In a nuclear power plant such as a nuclear generation facility, it is an important issue to suppress emission of radioactive gas, particularly radioactive iodine composed of an organic iodine compound whose main component is molecular iodine (129I2, 131I2, 133I2, hereinafter, simply “I2”) and methyl iodide (CH3129I, CH3131I, CH3133I, hereinafter, simply “CH3I”) to the air, from a standpoint of preserving the ambient environment.
Conventionally, to prevent emission of radiation to the air from a nuclear power facility such as a nuclear generation facility at the time of an accident or the like, an iodine filter including an iodine adsorbent that adsorbs radioactive iodine is provided in an air-conditioning and ventilating system of the nuclear power facility, so that radioactive iodine contained in the gas is removed.
As the iodine adsorbent, for example, KI-impregnated activated carbon in which activated carbon is impregnated with kalium iodide (KI), Ag zeolite in which zeolite is impregnated with silver (Ag), and TEDA carbon in which activated carbon is impregnated with triethylene diamine (TEDA) can be mentioned (see, for example, Patent Literature 1). By using the KI-impregnated activated carbon as the iodine adsorbent, radioactive iodine is isotopically replaced by non-radioactive iodine of the KI-impregnated activated carbon, thereby collecting radioactive iodine. By using the Ag zeolite as the iodine adsorbent, radioactive iodine reacts with Ag of Ag zeolite to become silver iodide (AgI), thereby collecting radioactive iodine. By using the TEDA carbon as the iodine adsorbent, TEDA reacts with radioactive iodine to remove radioactive iodine.
In a nuclear power facility, to reduce emission of radioactive iodine contained in gas into the air as much as possible by an iodine filter, not only at the time of occurrence of an accident but also at the time of a steady operation, a radioactive iodine removal apparatus including an iodine adsorbent that removes radioactive iodine is provided also in the air-conditioning and ventilating system in a reactor building, an auxiliary building, and the like. Hygroscopic moisture in flue gas from the air-conditioning and ventilating system depends on the weather condition of the ambient air, and when the humidity in the ambient air is high such as a case of rain, the relative humidity of flue gas from the air-conditioning and ventilating system may reach up to 90%. When the ambient air is dry, the relative humidity of flue gas in the air-conditioning and ventilating system decreases to a very low level.

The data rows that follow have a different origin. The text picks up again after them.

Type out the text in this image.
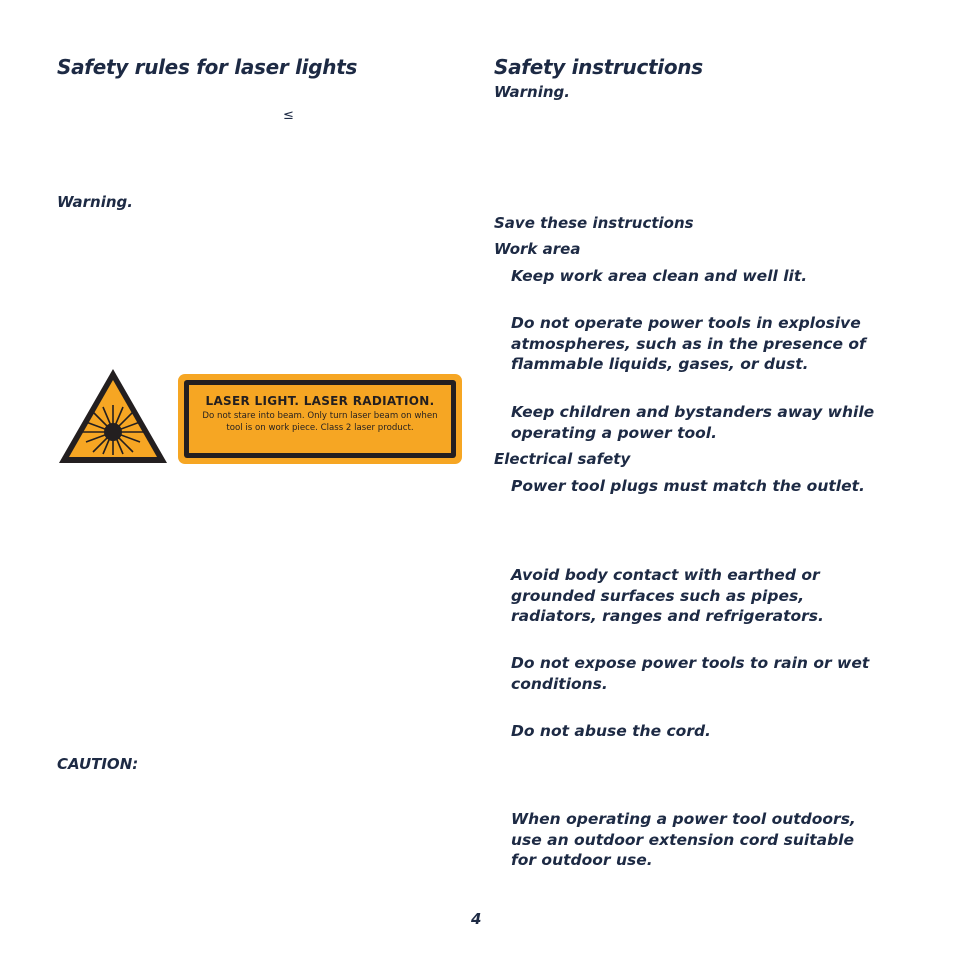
Safety rules for laser lights
≤
Warning.
LASER LIGHT. LASER RADIATION.
Do not stare into beam. Only turn laser beam on when tool is on work piece. Class 2 laser product.
CAUTION:
Safety instructions
Warning.
Save these instructions
Work area
Keep work area clean and well lit.
Do not operate power tools in explosive atmospheres, such as in the presence of flammable liquids, gases, or dust.
Keep children and bystanders away while operating a power tool.
Electrical safety
Power tool plugs must match the outlet.
Avoid body contact with earthed or grounded surfaces such as pipes, radiators, ranges and refrigerators.
Do not expose power tools to rain or wet conditions.
Do not abuse the cord.
When operating a power tool outdoors, use an outdoor extension cord suitable for outdoor use.
4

Furthermore, in a system having an air handling unit, for example, a cooling coil in the air-conditioning and ventilating system, flue gas from the air-conditioning and ventilating system is cooled by the air handling unit. Therefore, the relative humidity of flue gas increases at an outlet of the air handling unit. When flue gas from the air-conditioning and ventilating system is used for heating, on the contrary, the temperature of flue gas from the air-conditioning and ventilating system increases, and the relative humidity of flue gas decreases. The ambient air may be directly supplied without being treated by the air handling unit.

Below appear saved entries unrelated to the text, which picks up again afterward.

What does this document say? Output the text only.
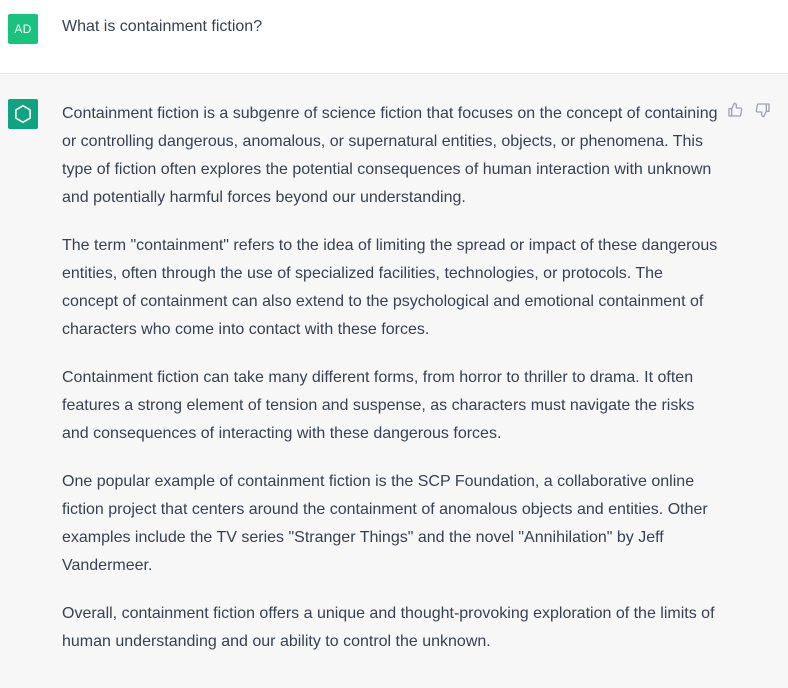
AD	What is containment fiction?

Containment fiction is a subgenre of science fiction that focuses on the concept of containing or controlling dangerous, anomalous, or supernatural entities, objects, or phenomena. This type of fiction often explores the potential consequences of human interaction with unknown and potentially harmful forces beyond our understanding.

The term "containment" refers to the idea of limiting the spread or impact of these dangerous entities, often through the use of specialized facilities, technologies, or protocols. The concept of containment can also extend to the psychological and emotional containment of characters who come into contact with these forces.

Containment fiction can take many different forms, from horror to thriller to drama. It often features a strong element of tension and suspense, as characters must navigate the risks and consequences of interacting with these dangerous forces.

One popular example of containment fiction is the SCP Foundation, a collaborative online fiction project that centers around the containment of anomalous objects and entities. Other examples include the TV series "Stranger Things" and the novel "Annihilation" by Jeff Vandermeer.

Overall, containment fiction offers a unique and thought-provoking exploration of the limits of human understanding and our ability to control the unknown.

As described above, the radioactive iodine removal apparatus provided in the air-conditioning and ventilating system handles flue gas under broad humidity conditions with a relative humidity of 0% to 100%. The conventionally used iodine adsorbent is likely to be affected by the humidity in flue gas, and when the humidity in flue gas is high, the iodine removal performance of the iodine adsorbent decreases, and thus radioactive iodine cannot be removed stably and with high efficiency.
There is a proposal of an adsorbent in which a carrier such as alumina is impregnated with silver nitrate or silver sulfate and an organic layer is provided on the surface thereof, as an iodine adsorbent that suppresses a decrease in the radioactive iodine removal performance even if the humidity in gas containing radioactive iodine is high (see, for example, Patent Literature 2).